Sukh may relate to body and worldly comforts, as also the natural state of atman, that is, absence of any form of Dukh.
Simiran is not exactly prayer – at least, not the kind of prayer that is implied in the above doha’s translation, where you pray for relief from existential distress, or for gain of worldly goodies. Simiran is meditation in the sense Ramana Maharshi used the term, that is, a constant remembrance of and instinctive communion with your eternal equation with God, also called ajapa-japa.
A logical question arises: Any form of prayer to God or remembrance of Him, whether in times of distress or joy, should be rewarding. What is wrong if you pray in times of distress?
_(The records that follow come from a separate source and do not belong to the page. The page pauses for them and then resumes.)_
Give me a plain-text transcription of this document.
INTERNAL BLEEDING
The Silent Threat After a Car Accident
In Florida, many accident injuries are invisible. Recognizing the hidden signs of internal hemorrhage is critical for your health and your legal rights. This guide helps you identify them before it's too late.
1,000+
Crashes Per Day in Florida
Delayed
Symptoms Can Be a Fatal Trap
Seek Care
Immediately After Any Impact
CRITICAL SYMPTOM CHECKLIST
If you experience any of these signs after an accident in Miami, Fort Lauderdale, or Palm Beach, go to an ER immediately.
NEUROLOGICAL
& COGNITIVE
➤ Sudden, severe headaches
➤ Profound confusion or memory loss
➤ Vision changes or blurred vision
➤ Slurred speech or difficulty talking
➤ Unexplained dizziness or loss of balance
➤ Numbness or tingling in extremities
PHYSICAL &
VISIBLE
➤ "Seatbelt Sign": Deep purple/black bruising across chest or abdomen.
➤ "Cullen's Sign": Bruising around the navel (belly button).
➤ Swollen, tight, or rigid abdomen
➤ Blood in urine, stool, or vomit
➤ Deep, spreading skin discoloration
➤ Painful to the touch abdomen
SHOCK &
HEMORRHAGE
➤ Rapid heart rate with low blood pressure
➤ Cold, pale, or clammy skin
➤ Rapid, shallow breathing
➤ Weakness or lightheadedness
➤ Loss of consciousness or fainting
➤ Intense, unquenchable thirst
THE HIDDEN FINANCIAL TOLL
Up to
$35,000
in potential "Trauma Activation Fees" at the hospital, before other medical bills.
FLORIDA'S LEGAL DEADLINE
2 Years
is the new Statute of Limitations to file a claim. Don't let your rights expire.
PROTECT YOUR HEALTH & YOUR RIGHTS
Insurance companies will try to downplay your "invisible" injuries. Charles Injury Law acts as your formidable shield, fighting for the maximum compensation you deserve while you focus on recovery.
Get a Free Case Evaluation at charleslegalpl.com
Praying and communing are acts of the mind. When you pray in times of joy, your mind immerses in God-thought. But when you pray in times of distress, your mind is pre-occupied with the distress and the urge to be rid of it. Meaningful communion is just not possible in such a state. In fact, when in distress you do not commune at all: you indulge in desperate prayer, calling upon the force to rid you of the distress. Since distress always is existential in nature, your entire act is doomed to a mundane exercise.
Jesus exhorts his disciples not to come to prayer when there is an issue raging inside their mind relating to worldly affairs. He says to first go sort that matter out, and only then, when calm, to come to prayer. That is, not to pray in Dukh, but rather in Sukh, so the exercise can be fruitful.
When you pray for things like relief from distress, you may often find your prayer answered, but such relief is destined to be impermanent if it fails to consolidate your faith along the right path. A new distress will confront you sooner or later. This cycle of distress-prayer-forgetfulness-new distress-return to prayer will go on and on and you will make no meaningful progress toward an enduring resolution of all distress. The cycle is likely to extend beyond one birth and death to multiple births in multiple wombs, not necessarily in human species.
On the other hand, if you cultivate joy born of contentment and a realisation of the fact that happiness is our natural state, and cultivate the habit of unending communion with the Self within, you establish yourself in eternal joy. As Adi Shankaracharya declares, such a one is full of joy, irrespective of the mundane circumstances she is placed in. Distress can never approach her.